The facts indicate that when defendant went around the Carter car he saw plaintiff coming towards him. Defendant testified: “Q And you slammed them on as hard as you dared to, is that what you say? A Yes. Q You had thrown your car into a skid, didn’t you? A Yes, sir. Q Which way did you skid? A It skidded' to the right first and then to the left and I was going straight east when we collided. Q And you weren’t able to control your car after you slammed on the brakes at all? A Not for a minute.”

This court has frequently held that a motorist who drives his automobile so fast on a highway at night, (or on a foggy morning when using his lights, as defendant was in the case at bar,) that he cannot stop in time to avoid a collision with an object within an area lighted by his headlights is negligent as a matter of law. See Redwelski v. Omaha & C. B. Street Ry. Co., 137 Neb. 681, 290 N. W. 904; Roth v. Blomquist, 117 Neb. 444, 220 N. W. 572; Cotten v. Stolley, 124 Neb. 855, 248 N. W. 384; Most v. Cedar County, 126 Neb. 54, 252 N. W. 465; Hendren v. Hill, 131 Neb. 163, 267 N. W. 340; Fischer v. Megan, 138 Neb. 420, 293 N. W. 287.

Under this state of facts, it is my opinion that the plaintiff was confronted with a sudden emergency, and *748the instruction on that subject was correctly given.

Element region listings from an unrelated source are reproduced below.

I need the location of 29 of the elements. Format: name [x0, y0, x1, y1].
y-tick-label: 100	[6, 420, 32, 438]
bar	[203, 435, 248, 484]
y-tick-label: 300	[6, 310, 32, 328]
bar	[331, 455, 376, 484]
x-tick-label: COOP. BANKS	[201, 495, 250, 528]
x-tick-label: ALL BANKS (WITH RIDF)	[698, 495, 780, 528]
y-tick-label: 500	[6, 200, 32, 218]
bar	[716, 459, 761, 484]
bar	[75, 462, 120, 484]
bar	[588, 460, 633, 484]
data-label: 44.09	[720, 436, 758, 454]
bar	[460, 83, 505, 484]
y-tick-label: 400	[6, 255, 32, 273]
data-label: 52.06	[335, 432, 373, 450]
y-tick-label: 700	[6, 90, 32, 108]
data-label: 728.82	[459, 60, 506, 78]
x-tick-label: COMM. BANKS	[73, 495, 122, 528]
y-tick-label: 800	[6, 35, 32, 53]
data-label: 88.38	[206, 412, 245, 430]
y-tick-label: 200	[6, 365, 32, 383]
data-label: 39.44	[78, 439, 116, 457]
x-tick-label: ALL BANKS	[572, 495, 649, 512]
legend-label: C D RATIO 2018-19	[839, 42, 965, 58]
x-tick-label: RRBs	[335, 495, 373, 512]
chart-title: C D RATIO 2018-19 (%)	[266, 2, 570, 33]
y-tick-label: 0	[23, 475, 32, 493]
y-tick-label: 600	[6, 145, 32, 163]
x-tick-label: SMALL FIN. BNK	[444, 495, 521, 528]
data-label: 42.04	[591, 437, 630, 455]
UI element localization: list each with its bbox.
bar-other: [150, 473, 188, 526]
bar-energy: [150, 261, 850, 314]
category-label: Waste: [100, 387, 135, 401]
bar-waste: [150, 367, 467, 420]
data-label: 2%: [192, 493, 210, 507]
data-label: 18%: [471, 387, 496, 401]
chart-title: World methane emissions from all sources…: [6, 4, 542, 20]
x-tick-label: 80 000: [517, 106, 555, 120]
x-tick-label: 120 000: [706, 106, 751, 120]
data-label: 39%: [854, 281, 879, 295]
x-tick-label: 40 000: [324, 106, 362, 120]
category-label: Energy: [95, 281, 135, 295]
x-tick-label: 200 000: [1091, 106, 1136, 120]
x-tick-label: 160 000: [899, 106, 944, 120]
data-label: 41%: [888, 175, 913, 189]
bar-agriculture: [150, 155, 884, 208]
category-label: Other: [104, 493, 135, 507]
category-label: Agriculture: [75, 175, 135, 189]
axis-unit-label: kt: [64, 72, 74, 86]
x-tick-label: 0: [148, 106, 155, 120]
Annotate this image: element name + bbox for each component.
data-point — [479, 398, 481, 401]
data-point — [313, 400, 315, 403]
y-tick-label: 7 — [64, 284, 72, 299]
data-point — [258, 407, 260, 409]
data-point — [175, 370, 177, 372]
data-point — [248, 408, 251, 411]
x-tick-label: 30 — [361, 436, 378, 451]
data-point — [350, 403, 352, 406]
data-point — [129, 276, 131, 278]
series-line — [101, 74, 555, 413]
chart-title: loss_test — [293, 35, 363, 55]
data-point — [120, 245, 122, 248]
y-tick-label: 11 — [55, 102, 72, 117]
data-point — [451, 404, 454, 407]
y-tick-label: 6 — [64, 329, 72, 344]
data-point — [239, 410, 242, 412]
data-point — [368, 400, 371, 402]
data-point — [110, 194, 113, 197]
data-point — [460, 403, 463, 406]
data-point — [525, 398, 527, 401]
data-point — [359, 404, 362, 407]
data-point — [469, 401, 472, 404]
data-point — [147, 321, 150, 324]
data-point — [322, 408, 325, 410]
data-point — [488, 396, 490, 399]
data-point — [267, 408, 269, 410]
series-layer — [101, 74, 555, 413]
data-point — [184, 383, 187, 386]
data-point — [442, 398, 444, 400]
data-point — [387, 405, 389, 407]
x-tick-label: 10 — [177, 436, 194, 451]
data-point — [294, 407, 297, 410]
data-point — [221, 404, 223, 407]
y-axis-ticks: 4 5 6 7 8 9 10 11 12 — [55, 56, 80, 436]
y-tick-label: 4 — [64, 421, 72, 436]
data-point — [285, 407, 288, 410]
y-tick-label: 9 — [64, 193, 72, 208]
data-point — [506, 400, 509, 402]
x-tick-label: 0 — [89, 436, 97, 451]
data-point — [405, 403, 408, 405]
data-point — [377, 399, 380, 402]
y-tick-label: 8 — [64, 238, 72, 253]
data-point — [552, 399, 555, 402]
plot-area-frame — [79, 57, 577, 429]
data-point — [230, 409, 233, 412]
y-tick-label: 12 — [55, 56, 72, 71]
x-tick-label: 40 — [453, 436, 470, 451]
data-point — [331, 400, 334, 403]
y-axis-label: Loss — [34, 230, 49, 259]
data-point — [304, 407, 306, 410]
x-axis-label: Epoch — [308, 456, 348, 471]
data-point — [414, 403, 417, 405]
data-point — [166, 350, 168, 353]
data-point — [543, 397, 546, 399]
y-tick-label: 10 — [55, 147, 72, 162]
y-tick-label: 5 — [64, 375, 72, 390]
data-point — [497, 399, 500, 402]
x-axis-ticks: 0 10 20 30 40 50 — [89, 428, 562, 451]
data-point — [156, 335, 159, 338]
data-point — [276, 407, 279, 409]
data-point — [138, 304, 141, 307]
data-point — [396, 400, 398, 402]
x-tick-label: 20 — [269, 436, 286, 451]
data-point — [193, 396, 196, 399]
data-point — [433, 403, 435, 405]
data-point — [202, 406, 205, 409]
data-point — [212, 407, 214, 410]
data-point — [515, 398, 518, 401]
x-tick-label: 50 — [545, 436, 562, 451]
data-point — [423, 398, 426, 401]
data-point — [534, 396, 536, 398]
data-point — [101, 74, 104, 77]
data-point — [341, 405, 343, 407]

“The emergency rule exculpates onet when he acts upon his judgment in an emergency of imminent peril not created by his own fault.” Hanson v. Matas, 212 Wis. 275, 249 N. W. 505, 93 A. L. R. 546.

The necessity of acting suddenly, without opportunity for deliberation, is a circumstance to be taken into consideration in determining what is ordinary care in that situation. In the case at bar, the court also gave the usual instruction on contributory negligence.

In the majority opinion it is said that the court should have instructed the jury on the last clear chance doctrine, although the defendant did not submit any instructions and did not assign its omission as one of the errors of the court.

Before the doctrine of last 'clear chance can apply, the party must have had a chance to avoid the collision, for the doctrine presupposes time for action. See 5 Am. Jur., Automobiles, § 490, p. 778; Diehm v. Dargaczewski, 135 Neb. 251, 280 N. W. 898.

After defendant had dashed out to pass the Carter car, and when his car went out of defendant’s control, what time for action did the plaintiff have to avoid a collision? I submit that under the evidence he had none. There was no valid reason that I can see for giving an instruction on last clear chance in this case.

“It may be admitted that under the Constitution the right of trial by jury is guaranteed to all citizens. This right cannot be violated by a legislative act, or by judgment of the court, yet not all cases must be submitted to a jury. It is just as erroneous to submit a case to a jury, and permit the jury to speculate with the rights of a litigant, when no question for the jury is involved, as it is to deny to a citizen his trial by jury when he has that right. J. C. Penney Co. v. Robison, 128 Ohio St. 626, 193 N. E. 401, 100 A. L. R. 705.” Smith v. Epstein Realty Co., 133 Neb. 842, 277 N. W. 427.

The verdict of the jury and the judgment thereon' in *749this case are now sent back for a new júry trial, with all of the expense and delay that this incurs, and the court in a retrial is to submit the defendant’s claim of $172.75 for car repairs to a jury, when one jury has already decided this case for the plaintiff. In my own humble opinion, after holding district court in 31 counties in Nebraska, if a new jury should decide that the defendant’s cross-petition claim was valid the trial judge would have to set it aside, as there would be no evidence to support negligence on the part of the plaintiff.

In my opinion, the instructions in this case were much more favorable to the defendant than he was entitled to, the verdict was the only one that could have been reached, and the judgment entered thereon should have been affirmed.